Lincoln Wilcox · November 28, 2017
To commemorate the 500th anniversary of Martin Luther posting his 95 Theses, Southern Virginia University hosted a two-day multi-faith conference entitled “The Cultural Impact of the Reformation.”
The event, sponsored by the Wheatley Institution and organized by Southern Virginia professors David Cox, James Lambert and Jeremiah John, included clergy from diverse religious backgrounds and scholars from five universities, who gathered for lectures and discussions on Southern Virginia’s campus.
Conference presenters examined the important religious, cultural and academic legacies of the Reformation through various perspectives of Protestant, Catholic, Mormon, Muslim and Atheist scholars and clergy members.
“There is something even more interesting about the study of the Reformation that seems pertinent to the here and now,” said Professor of English James Lambert, a member of the Church of Jesus Christ of Latter-day Saints. “Perhaps it is the idea known in Mormon circles as, ‘By small means are great things brought to pass’ – that by the simple act of questioning or offering points of debate, Luther sparked a complete paradigm shift.”
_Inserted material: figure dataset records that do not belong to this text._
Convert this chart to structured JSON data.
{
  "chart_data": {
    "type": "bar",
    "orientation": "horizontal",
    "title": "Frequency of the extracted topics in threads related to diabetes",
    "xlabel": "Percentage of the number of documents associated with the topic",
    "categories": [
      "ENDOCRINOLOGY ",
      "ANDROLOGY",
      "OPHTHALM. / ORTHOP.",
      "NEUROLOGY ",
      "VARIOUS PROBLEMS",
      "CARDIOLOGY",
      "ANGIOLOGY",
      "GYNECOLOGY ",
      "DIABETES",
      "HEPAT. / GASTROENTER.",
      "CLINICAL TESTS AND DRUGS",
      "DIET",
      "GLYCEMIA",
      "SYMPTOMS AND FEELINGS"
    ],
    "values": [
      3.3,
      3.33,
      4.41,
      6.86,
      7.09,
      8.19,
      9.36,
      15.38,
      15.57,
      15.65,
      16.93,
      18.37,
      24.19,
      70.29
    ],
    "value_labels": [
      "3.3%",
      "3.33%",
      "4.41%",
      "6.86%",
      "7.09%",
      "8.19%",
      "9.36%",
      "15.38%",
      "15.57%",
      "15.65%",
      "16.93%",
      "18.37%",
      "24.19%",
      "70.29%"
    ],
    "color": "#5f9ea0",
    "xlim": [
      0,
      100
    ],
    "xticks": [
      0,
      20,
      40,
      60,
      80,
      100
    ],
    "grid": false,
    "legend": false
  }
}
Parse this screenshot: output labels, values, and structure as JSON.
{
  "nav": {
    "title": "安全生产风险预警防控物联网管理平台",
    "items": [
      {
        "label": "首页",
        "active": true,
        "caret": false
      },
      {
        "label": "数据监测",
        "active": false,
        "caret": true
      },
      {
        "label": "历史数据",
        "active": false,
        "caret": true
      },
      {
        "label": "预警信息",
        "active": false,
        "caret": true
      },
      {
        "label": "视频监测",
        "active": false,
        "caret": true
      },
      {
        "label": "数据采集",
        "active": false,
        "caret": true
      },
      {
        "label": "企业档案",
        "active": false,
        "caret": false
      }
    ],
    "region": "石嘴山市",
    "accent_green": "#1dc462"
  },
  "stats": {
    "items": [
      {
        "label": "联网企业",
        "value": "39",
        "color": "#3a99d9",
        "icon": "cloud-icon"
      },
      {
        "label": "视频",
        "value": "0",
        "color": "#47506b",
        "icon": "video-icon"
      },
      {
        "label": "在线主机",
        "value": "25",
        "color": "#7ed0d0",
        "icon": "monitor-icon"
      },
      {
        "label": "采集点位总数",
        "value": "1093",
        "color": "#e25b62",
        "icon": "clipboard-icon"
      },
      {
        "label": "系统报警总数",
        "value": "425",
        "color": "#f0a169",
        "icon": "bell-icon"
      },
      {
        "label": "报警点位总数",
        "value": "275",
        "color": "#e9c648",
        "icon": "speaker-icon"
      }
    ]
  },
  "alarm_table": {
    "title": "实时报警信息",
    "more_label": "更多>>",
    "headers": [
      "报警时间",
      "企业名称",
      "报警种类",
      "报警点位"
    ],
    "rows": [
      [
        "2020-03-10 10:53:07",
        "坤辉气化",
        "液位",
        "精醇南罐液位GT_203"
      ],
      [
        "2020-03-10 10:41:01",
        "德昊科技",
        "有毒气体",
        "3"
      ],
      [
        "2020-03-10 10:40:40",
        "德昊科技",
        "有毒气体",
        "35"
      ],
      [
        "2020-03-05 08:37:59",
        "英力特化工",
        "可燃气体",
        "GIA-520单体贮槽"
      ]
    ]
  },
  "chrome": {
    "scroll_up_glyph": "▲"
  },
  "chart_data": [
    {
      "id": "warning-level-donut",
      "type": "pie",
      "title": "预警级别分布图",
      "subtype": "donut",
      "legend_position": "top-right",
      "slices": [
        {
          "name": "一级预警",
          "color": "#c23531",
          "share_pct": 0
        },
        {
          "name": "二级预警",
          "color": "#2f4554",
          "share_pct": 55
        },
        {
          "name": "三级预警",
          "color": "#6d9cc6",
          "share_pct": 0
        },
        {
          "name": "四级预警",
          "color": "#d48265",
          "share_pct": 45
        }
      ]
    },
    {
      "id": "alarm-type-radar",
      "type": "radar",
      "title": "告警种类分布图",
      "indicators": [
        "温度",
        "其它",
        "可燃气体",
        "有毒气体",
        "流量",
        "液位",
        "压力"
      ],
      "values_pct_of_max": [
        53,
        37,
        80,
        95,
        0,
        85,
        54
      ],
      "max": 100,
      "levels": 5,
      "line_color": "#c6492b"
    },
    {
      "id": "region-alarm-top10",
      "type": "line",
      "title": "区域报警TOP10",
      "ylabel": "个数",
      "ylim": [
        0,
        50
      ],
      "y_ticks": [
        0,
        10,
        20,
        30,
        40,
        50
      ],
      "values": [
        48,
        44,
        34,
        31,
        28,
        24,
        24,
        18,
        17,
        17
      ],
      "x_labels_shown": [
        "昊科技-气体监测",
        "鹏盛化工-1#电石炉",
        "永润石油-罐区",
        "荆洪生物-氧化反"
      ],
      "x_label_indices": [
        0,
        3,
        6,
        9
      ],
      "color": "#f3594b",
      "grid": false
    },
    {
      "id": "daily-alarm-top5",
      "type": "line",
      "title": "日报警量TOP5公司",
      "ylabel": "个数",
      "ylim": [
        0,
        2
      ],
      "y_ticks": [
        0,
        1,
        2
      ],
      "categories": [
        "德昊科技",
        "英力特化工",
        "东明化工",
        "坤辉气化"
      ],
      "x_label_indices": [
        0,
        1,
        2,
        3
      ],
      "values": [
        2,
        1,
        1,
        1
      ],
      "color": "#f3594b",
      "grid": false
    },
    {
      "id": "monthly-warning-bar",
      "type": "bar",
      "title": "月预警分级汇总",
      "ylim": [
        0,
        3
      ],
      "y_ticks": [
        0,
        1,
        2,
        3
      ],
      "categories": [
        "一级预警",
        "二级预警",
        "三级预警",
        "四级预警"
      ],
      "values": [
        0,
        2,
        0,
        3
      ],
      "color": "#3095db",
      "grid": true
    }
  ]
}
“Martin Luther’s simple act of academic defiance didn’t just transform western Christianity,” Added David Cox, a professor of history and a former Episcopalian rector. “It influenced the art, architecture, music, literature, philosophy, politics, geographic borders, immigration patterns, economics, even the way nations individuals think of themselves.”
Of particular interest to other faith leaders was a special session on “LDS Perspectives on the Reformation” held at the Latter-day Saint meetinghouse adjacent to the Southern Virginia Campus. Dr. Lambert and Dr. Peter Eubanks, professor of French literature at James Madison University, led the discussion.
“I don’t think we can really overstate our appreciation for the Reformation, because we believe that led to an environment in which the gospel could be restored in its fullness, where the doctrines could be taught again in purity,” said Eubanks.
The ensuing discussion considered how members of The Church of Jesus Christ of Latter-day Saints might place their own history, doctrine, ordinances and theology within the controversies and events that undergird the Reformation years in Europe.
“Our [Latter-day Saint] traditions are relatively new,” noted Lambert. “However, the figure of Christ as an atoning figure has been teased out for thousands of years. And to deny the inspiration, guidance and light that those [throughout the history of Christianity] have had outside of our faith tradition is to deny all of us the possibility of coming closer to Christ through them.”
Southern Virginia students also had the opportunity to hear a diversity of perspectives presented by the scholars at the conference. In one panel, for example, they listened as Catholic, Muslim and Atheist scholars described how they study Reformation controversies when their own confessional viewpoints are different, and, in some cases, diametrically oppose the faith of the Reformers.
The conference lectures and discussions examined the Reformation from various academic, political, gender, musical and confessional perspectives, but jointly emphasized the important legacy of advancement and improvement that the Reformation left behind.
“The sense of hope is one that also pervades the Reformation,” Dr. Cox said. “That sense of hope, I hope, will also allow us to recognize, on the one hand, the divisions, the problems, the sins that we face in our own day, and yet, at the same time, to recognize the grace of god at work in our churches, in other people, in our nation, in our world.”